Über diesen Fall berichtet unter anderem das Portal kostenlose-urteile.de: Im März 2021 stürzte ein Motorradfahrer auf einer Straße in Niedersachsen, weil er aufgrund einer Vollbremsung des vorausfahrenden Fahrzeugs selbst stark bremsen musste und dabei ins Rutschen kam. Grund für die Vollbremsung war ein entgegenkommender Mercedes, der einen Müllwagen überholte. Die Mercedes-Fahrerin achtete dabei nicht auf den Gegenverkehr, obwohl die Straße an der Stelle eine leichte Rechtskurve aufwies. Der Motorradfahrer klagte gegen die Halterin des Mercedes und deren Haftpflichtversicherung auf die Zahlung von Schadenersatz.
Anscheinsbeweis anwenden
Das Landgericht Verden wies die Klage ab: Der Kläger habe seinen Sturz allein zu verschulden.
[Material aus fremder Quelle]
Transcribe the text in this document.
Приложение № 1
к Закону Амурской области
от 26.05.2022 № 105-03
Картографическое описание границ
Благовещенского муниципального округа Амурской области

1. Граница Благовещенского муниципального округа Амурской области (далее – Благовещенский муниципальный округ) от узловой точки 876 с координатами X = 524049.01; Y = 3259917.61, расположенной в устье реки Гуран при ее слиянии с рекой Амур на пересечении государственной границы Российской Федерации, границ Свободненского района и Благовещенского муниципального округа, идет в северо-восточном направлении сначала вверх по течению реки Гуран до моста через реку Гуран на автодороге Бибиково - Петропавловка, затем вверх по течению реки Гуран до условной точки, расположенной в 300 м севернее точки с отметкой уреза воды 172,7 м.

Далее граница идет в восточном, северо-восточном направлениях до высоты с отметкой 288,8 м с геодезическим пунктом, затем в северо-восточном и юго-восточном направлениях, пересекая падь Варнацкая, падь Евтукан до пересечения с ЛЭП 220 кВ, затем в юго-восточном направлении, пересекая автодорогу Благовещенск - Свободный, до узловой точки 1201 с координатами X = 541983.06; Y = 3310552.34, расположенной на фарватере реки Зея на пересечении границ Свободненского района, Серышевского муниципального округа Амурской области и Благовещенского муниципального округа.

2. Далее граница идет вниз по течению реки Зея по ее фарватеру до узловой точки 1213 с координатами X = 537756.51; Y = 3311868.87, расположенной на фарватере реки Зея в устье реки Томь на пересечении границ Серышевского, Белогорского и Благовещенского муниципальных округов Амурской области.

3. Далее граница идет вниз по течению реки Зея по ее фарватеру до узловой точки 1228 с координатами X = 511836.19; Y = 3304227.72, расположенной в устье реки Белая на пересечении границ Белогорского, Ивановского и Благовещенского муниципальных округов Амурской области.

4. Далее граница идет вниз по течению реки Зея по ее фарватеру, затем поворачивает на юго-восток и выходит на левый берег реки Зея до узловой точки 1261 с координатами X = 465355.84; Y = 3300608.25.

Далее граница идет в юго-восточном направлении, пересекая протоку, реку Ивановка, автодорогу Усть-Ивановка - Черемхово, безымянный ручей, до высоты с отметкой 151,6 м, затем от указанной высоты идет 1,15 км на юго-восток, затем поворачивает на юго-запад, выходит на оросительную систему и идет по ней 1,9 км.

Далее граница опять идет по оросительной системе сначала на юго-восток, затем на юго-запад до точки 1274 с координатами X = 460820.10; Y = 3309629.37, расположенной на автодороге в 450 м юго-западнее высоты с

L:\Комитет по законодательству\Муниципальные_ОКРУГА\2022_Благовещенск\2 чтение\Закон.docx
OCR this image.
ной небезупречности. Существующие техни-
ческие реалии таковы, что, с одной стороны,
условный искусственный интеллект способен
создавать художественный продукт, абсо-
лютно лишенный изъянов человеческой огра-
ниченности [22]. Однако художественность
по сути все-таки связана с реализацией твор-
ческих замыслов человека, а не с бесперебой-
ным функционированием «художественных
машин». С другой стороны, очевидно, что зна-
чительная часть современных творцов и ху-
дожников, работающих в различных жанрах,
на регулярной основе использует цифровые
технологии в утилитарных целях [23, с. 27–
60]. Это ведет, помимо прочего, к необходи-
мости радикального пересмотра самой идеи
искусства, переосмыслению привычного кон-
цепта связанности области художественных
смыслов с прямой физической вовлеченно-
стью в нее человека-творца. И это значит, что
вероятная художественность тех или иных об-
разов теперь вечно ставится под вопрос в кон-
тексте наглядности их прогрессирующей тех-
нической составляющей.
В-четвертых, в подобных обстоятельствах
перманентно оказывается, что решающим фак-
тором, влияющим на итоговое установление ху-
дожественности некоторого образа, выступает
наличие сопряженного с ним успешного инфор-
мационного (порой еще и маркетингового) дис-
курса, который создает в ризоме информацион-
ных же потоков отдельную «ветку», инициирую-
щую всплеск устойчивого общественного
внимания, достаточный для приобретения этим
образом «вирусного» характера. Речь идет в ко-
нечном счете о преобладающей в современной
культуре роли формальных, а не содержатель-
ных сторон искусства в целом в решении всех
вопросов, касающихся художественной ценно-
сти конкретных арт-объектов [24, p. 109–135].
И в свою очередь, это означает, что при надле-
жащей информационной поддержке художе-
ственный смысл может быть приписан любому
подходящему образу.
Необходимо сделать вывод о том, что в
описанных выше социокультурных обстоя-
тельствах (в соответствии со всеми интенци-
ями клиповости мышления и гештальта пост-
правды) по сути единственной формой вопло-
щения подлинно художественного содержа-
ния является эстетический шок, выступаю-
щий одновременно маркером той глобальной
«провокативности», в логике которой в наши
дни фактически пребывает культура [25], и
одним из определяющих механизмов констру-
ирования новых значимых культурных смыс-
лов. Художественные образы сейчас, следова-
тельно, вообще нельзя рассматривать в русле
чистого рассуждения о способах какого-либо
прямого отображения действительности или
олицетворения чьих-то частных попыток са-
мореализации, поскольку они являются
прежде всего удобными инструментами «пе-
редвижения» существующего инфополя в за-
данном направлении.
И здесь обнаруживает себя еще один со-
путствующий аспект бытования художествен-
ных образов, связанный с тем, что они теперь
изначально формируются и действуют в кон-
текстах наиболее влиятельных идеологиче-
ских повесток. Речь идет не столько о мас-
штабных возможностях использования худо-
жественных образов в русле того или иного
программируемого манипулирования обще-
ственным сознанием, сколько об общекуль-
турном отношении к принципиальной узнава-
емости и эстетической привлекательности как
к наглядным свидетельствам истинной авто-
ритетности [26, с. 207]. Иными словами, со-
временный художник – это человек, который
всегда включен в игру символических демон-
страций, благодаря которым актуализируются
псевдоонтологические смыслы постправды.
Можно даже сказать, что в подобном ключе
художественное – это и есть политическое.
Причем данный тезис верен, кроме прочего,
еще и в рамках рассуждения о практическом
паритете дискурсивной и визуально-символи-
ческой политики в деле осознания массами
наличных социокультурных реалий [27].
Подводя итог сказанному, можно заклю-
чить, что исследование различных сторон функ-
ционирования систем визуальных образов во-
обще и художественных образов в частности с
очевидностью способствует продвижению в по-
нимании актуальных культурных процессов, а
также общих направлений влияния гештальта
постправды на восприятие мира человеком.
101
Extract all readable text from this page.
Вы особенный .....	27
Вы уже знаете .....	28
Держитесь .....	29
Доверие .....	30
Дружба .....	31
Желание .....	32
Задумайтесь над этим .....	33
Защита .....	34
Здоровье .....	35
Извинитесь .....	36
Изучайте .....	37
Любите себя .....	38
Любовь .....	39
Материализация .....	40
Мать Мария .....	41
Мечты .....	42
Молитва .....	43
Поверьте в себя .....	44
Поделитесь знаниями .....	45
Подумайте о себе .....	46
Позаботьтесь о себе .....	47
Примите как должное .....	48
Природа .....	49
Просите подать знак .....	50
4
Der Beklagten sei risikoreiches Überholen nicht vorzuwerfen. Der Kläger legte Berufung ein. Das Oberlandesgericht Celle entschied zum Teil zu Gunsten des Klägers: Er könne 40 Prozent seines Schadens ersetzt verlangen, da die Beklagte gegen Paragraf 6 Abs. 1 StVO verstoßen habe. Jedoch spreche ein Anscheinsbeweis auch für einen Verkehrsverstoß des Klägers, so das Gericht weiter. Auch, wenn es nicht zu einer Kollision zwischen Motorrad und vorausfahrendem Fahrzeug kam, seien die Grundsätze des Anscheinsbeweises bei Auffahrunfällen anzuwenden. Gelingt es einem Verkehrsteilnehmer nicht, rechtzeitig auf die wahrgenommene Gefahrenlage zu reagieren und lediglich durch einen Sturz eine Kollision mit dem vorausfahrenden Fahrzeug zu verhindern, spreche wie im Fall einer Auffahrkollision die Lebenserfahrung dafür, dass das eigene Fehlverhalten (zu geringer Abstand oder Unaufmerksamkeit) Ursache für den Sturz ist.
Deshalb habe der Kläger den deutlich höheren Verantwortungsanteil als die Beklagte. Dabei sei zu beachten, dass das vorausfahrende Fahrzeug noch rechtzeitig habe bremsen können, ohne dass es zu einer Kollision mit dem Mercedes kam.